CW Rebooting British Cult Series The Tomorrow People

By Nick Venable | 8 years ago

All right, CW, I see your game. You’ve long since won over teens and adults who cherish the precious parts of their childhood that CW shows gloss every aspect of their characters’ lives with, especially when those characters are either socialites or vampires. And every once in a while, you manage to finagle enough of the alternative population with superheroes, quasi-horror, and Veronica Mars. Man, I miss that show. Anyway, the CW is adding yet another sci-fi show to its slate of upcoming pilots, and this one already has a fanbase coming with it. I think we can all agree on who CW is trying to win over now. Inner-city homeless people.

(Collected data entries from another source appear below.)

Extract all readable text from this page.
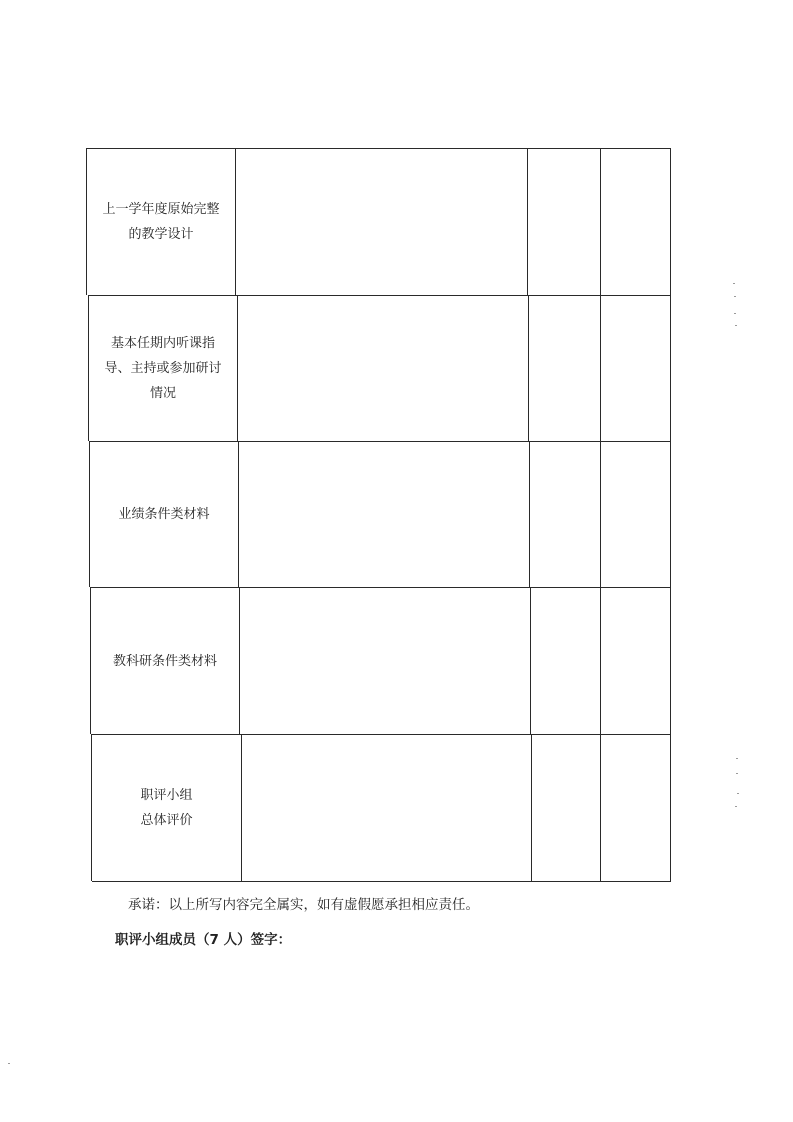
上一学年度原始完整
的教学设计
基本任期内听课指
导、主持或参加研讨
情况
业绩条件类材料
教科研条件类材料
职评小组
总体评价
承诺：以上所写内容完全属实，如有虚假愿承担相应责任。
职评小组成员（7 人）签字：
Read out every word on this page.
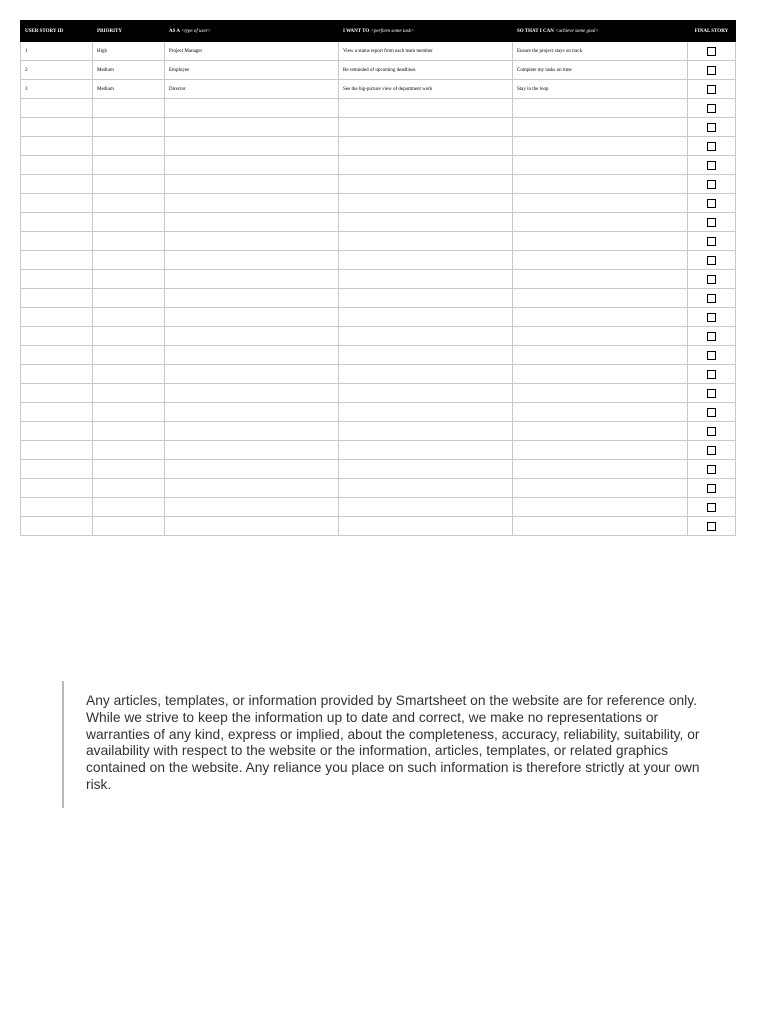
USER STORY ID	PRIORITY	AS A <type of user>	I WANT TO <perform some task>	SO THAT I CAN <achieve some goal>	FINAL STORY
1	High	Project Manager	View a status report from each team member	Ensure the project stays on track	
2	Medium	Employee	Be reminded of upcoming deadlines	Complete my tasks on time	
3	Medium	Director	See the big-picture view of department work	Stay in the loop	

Any articles, templates, or information provided by Smartsheet on the website are for reference only. While we strive to keep the information up to date and correct, we make no representations or warranties of any kind, express or implied, about the completeness, accuracy, reliability, suitability, or availability with respect to the website or the information, articles, templates, or related graphics contained on the website. Any reliance you place on such information is therefore strictly at your own risk.
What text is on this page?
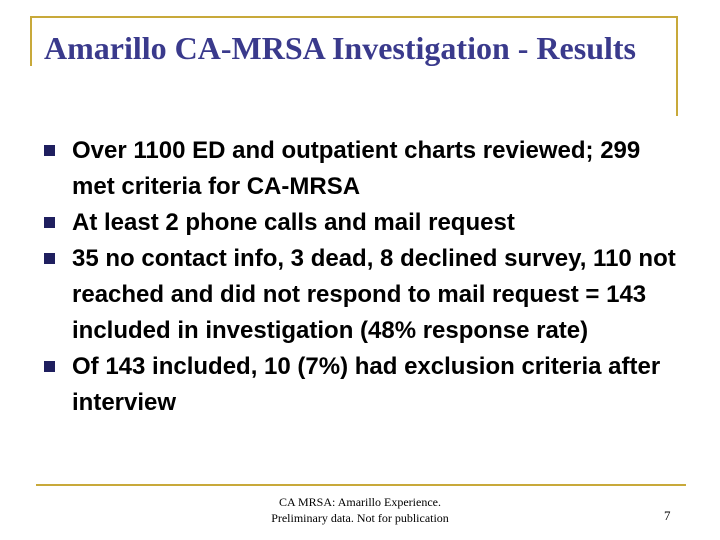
Amarillo CA-MRSA Investigation - Results
Over 1100 ED and outpatient charts reviewed; 299 met criteria for CA-MRSA
At least 2 phone calls and mail request
35 no contact info, 3 dead, 8 declined survey, 110 not reached and did not respond to mail request = 143 included in investigation (48% response rate)
Of 143 included, 10 (7%) had exclusion criteria after interview
CA MRSA: Amarillo Experience.
Preliminary data. Not for publication	7
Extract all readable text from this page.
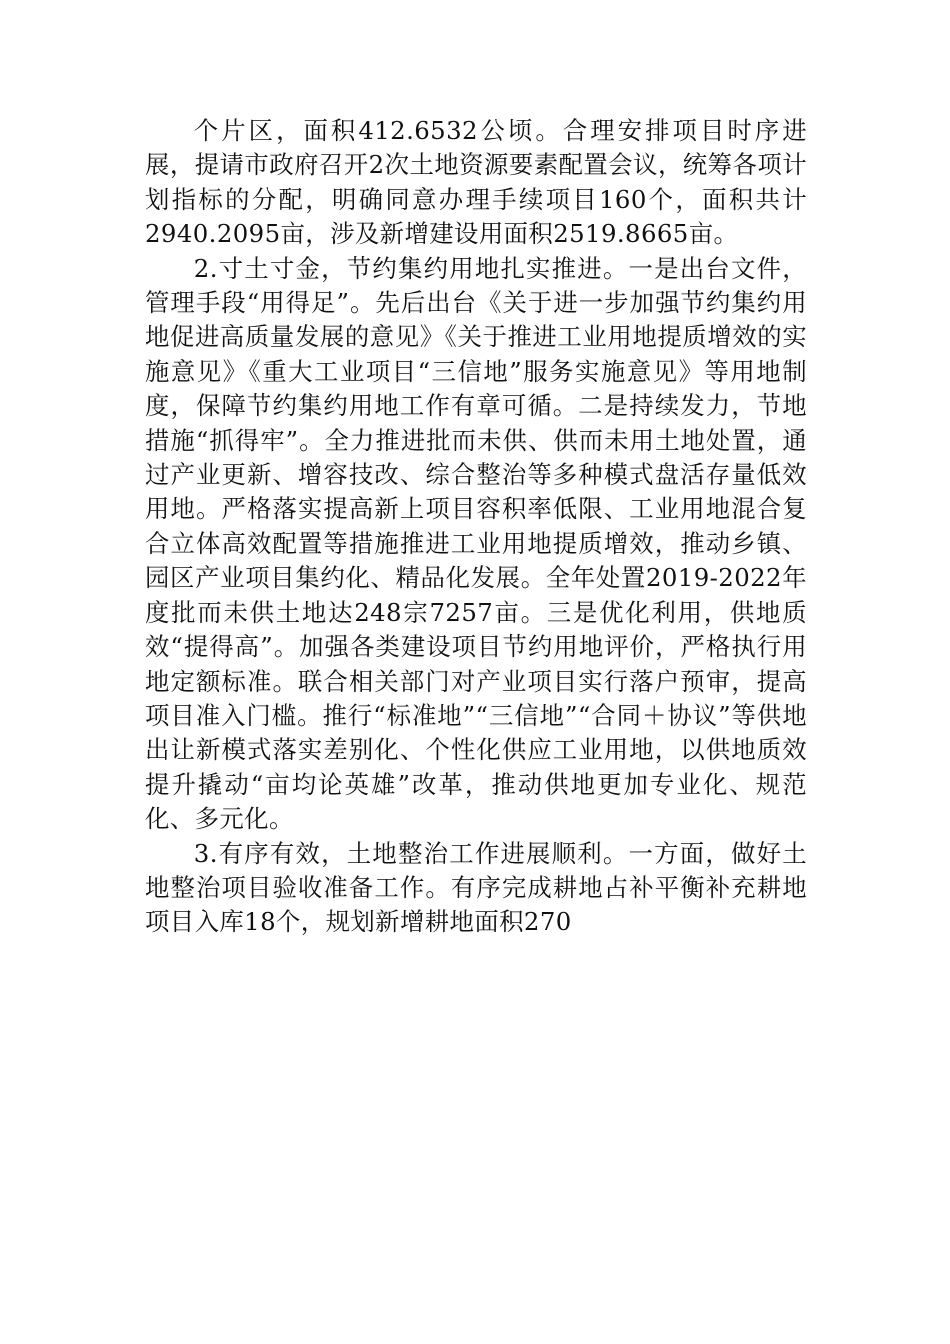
个片区，面积412.6532公顷。合理安排项目时序进展，提请市政府召开2次土地资源要素配置会议，统筹各项计划指标的分配，明确同意办理手续项目160个，面积共计2940.2095亩，涉及新增建设用面积2519.8665亩。

2.寸土寸金，节约集约用地扎实推进。一是出台文件，管理手段“用得足”。先后出台《关于进一步加强节约集约用地促进高质量发展的意见》《关于推进工业用地提质增效的实施意见》《重大工业项目“三信地”服务实施意见》等用地制度，保障节约集约用地工作有章可循。二是持续发力，节地措施“抓得牢”。全力推进批而未供、供而未用土地处置，通过产业更新、增容技改、综合整治等多种模式盘活存量低效用地。严格落实提高新上项目容积率低限、工业用地混合复合立体高效配置等措施推进工业用地提质增效，推动乡镇、园区产业项目集约化、精品化发展。全年处置2019-2022年度批而未供土地达248宗7257亩。三是优化利用，供地质效“提得高”。加强各类建设项目节约用地评价，严格执行用地定额标准。联合相关部门对产业项目实行落户预审，提高项目准入门槛。推行“标准地”“三信地”“合同＋协议”等供地出让新模式落实差别化、个性化供应工业用地，以供地质效提升撬动“亩均论英雄”改革，推动供地更加专业化、规范化、多元化。

3.有序有效，土地整治工作进展顺利。一方面，做好土地整治项目验收准备工作。有序完成耕地占补平衡补充耕地项目入库18个，规划新增耕地面积270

A few months back, we reported that the CW was working on an update of the cult British children’s series The Tomorrow People, and now the project has got the greenlight to film a pilot. The reboot will have Arrow‘s Greg Berlanti and The Vampire Diaries‘ Julie Plec as executive producers and co-creators. The duo, friends from their college days, tried for over a decade to acquire the Tomorrow People rights from the usually stingy FreeMantleMedia. The pilot is set to be written by Phil Klemmer, best known for episode work on Chuck and, yes, Veronica Mars.

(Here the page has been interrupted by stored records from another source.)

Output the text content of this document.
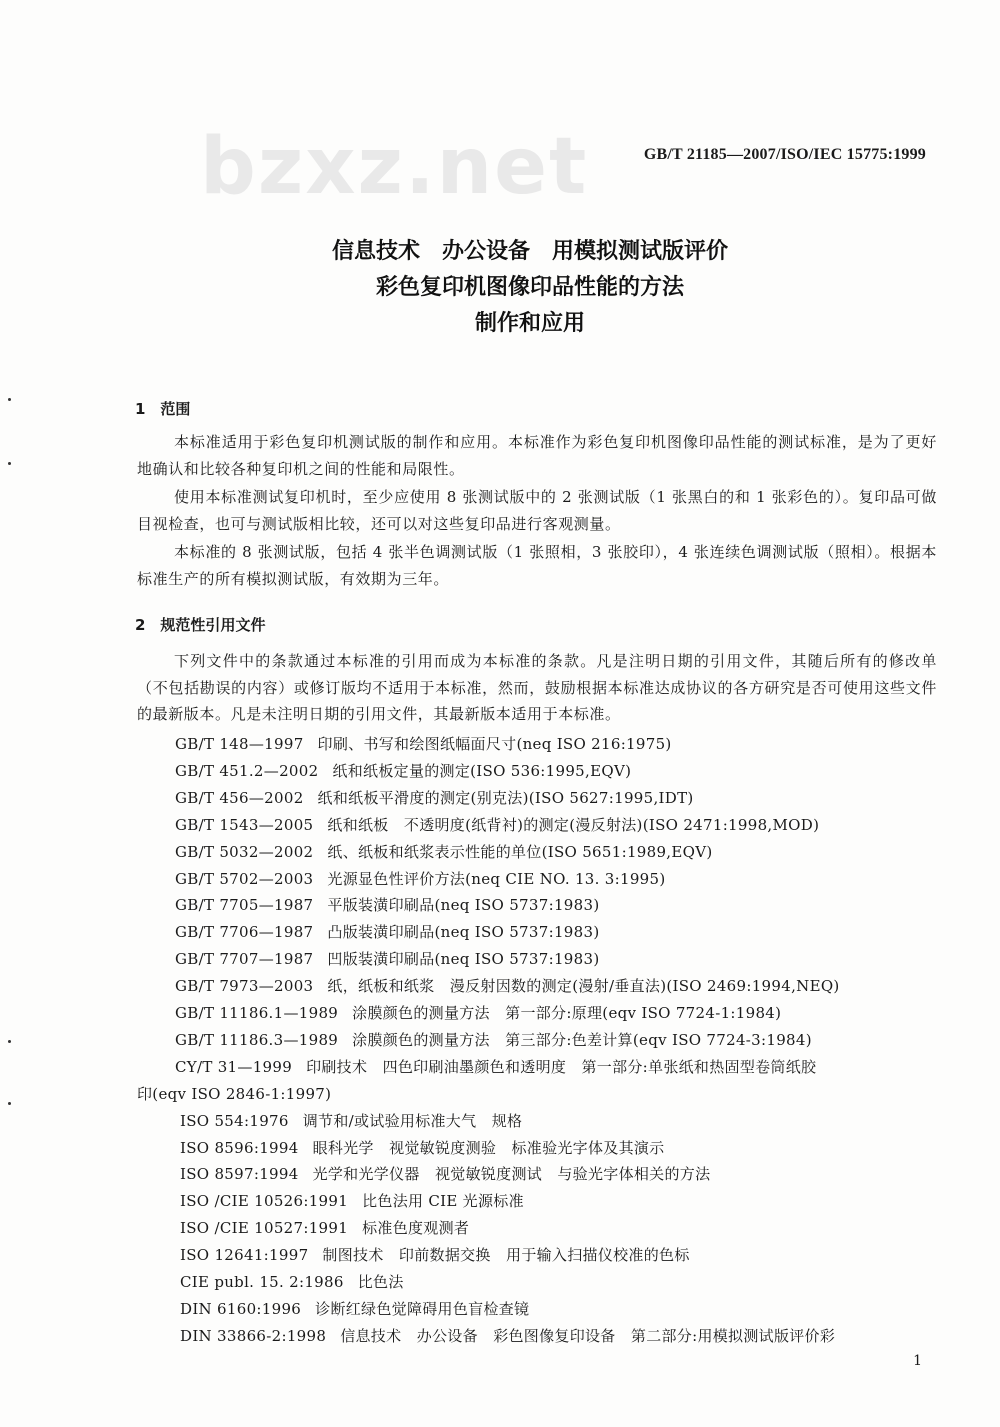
bzxz.net	GB/T 21185—2007/ISO/IEC 15775:1999
信息技术　办公设备　用模拟测试版评价
彩色复印机图像印品性能的方法
制作和应用
1　范围
本标准适用于彩色复印机测试版的制作和应用。本标准作为彩色复印机图像印品性能的测试标准，是为了更好地确认和比较各种复印机之间的性能和局限性。
使用本标准测试复印机时，至少应使用 8 张测试版中的 2 张测试版（1 张黑白的和 1 张彩色的）。复印品可做目视检查，也可与测试版相比较，还可以对这些复印品进行客观测量。
本标准的 8 张测试版，包括 4 张半色调测试版（1 张照相，3 张胶印），4 张连续色调测试版（照相）。根据本标准生产的所有模拟测试版，有效期为三年。
2　规范性引用文件
下列文件中的条款通过本标准的引用而成为本标准的条款。凡是注明日期的引用文件，其随后所有的修改单（不包括勘误的内容）或修订版均不适用于本标准，然而，鼓励根据本标准达成协议的各方研究是否可使用这些文件的最新版本。凡是未注明日期的引用文件，其最新版本适用于本标准。
GB/T 148—1997 印刷、书写和绘图纸幅面尺寸(neq ISO 216:1975)
GB/T 451.2—2002 纸和纸板定量的测定(ISO 536:1995,EQV)
GB/T 456—2002 纸和纸板平滑度的测定(别克法)(ISO 5627:1995,IDT)
GB/T 1543—2005 纸和纸板　不透明度(纸背衬)的测定(漫反射法)(ISO 2471:1998,MOD)
GB/T 5032—2002 纸、纸板和纸浆表示性能的单位(ISO 5651:1989,EQV)
GB/T 5702—2003 光源显色性评价方法(neq CIE NO. 13. 3:1995)
GB/T 7705—1987 平版装潢印刷品(neq ISO 5737:1983)
GB/T 7706—1987 凸版装潢印刷品(neq ISO 5737:1983)
GB/T 7707—1987 凹版装潢印刷品(neq ISO 5737:1983)
GB/T 7973—2003 纸，纸板和纸浆　漫反射因数的测定(漫射/垂直法)(ISO 2469:1994,NEQ)
GB/T 11186.1—1989 涂膜颜色的测量方法　第一部分:原理(eqv ISO 7724-1:1984)
GB/T 11186.3—1989 涂膜颜色的测量方法　第三部分:色差计算(eqv ISO 7724-3:1984)
CY/T 31—1999 印刷技术　四色印刷油墨颜色和透明度　第一部分:单张纸和热固型卷筒纸胶
印(eqv ISO 2846-1:1997)
ISO 554:1976 调节和/或试验用标准大气　规格
ISO 8596:1994 眼科光学　视觉敏锐度测验　标准验光字体及其演示
ISO 8597:1994 光学和光学仪器　视觉敏锐度测试　与验光字体相关的方法
ISO /CIE 10526:1991 比色法用 CIE 光源标准
ISO /CIE 10527:1991 标准色度观测者
ISO 12641:1997 制图技术　印前数据交换　用于输入扫描仪校准的色标
CIE publ. 15. 2:1986 比色法
DIN 6160:1996 诊断红绿色觉障碍用色盲检查镜
DIN 33866-2:1998 信息技术　办公设备　彩色图像复印设备　第二部分:用模拟测试版评价彩
1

The people of tomorrow wear turtlenecks.

The Tomorrow People are a group of children who form the next step in human evolution, coming into psychic and telekenetic powers in the late stages of adolescence. They run a secret lab as their headquarters, which also serves in finding others like them for recruitment. Their computer, TIM, who bears no malicious resemblance to HAL, is used for teleporting, or jaunting, which the characters do using a snazzy little belt. This was all in Roger Price’s original version, which ran for 68 episodes from 1973-79. The first reboot of the series ran for 25 episodes between 1992-95, and reinvented the wheel, with little resembling the first incarnation, replacing the Lab and TIM being by a psychic spaceship with zero personality.

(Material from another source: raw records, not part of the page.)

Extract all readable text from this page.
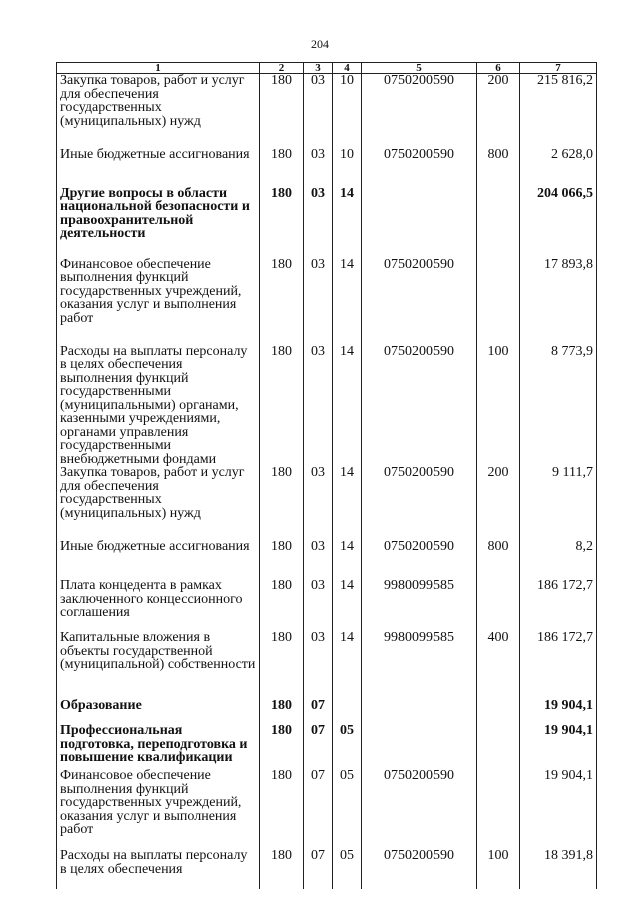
204
1	2	3	4	5	6	7
Закупка товаров, работ и услуг для обеспечения государственных (муниципальных) нужд	180	03	10	0750200590	200	215 816,2
Иные бюджетные ассигнования	180	03	10	0750200590	800	2 628,0
Другие вопросы в области национальной безопасности и правоохранительной деятельности	180	03	14			204 066,5
Финансовое обеспечение выполнения функций государственных учреждений, оказания услуг и выполнения работ	180	03	14	0750200590		17 893,8
Расходы на выплаты персоналу в целях обеспечения выполнения функций государственными (муниципальными) органами, казенными учреждениями, органами управления государственными внебюджетными фондами	180	03	14	0750200590	100	8 773,9
Закупка товаров, работ и услуг для обеспечения государственных (муниципальных) нужд	180	03	14	0750200590	200	9 111,7
Иные бюджетные ассигнования	180	03	14	0750200590	800	8,2
Плата концедента в рамках заключенного концессионного соглашения	180	03	14	9980099585		186 172,7
Капитальные вложения в объекты государственной (муниципальной) собственности	180	03	14	9980099585	400	186 172,7
Образование	180	07				19 904,1
Профессиональная подготовка, переподготовка и повышение квалификации	180	07	05			19 904,1
Финансовое обеспечение выполнения функций государственных учреждений, оказания услуг и выполнения работ	180	07	05	0750200590		19 904,1
Расходы на выплаты персоналу в целях обеспечения	180	07	05	0750200590	100	18 391,8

The biggest concern here is from whence the source material will be drawn. (That was me trying to sound British, y’all.) The undercurrent of “different people afraid of looking different to everyone else” is a common trope in this genre, but it remains relevant in today’s society, so we’ll see how that goes. It is essentially a children’s show, after all, so it probably won’t go for the jugular like the BBC’s recent teens-with-powers drama Misfits, but with a strong enough central plot anchoring the concept, this series, The Hundred, and The Selection might get me watching CW in the fall. Let’s see if I’ll still be watching in the winter though.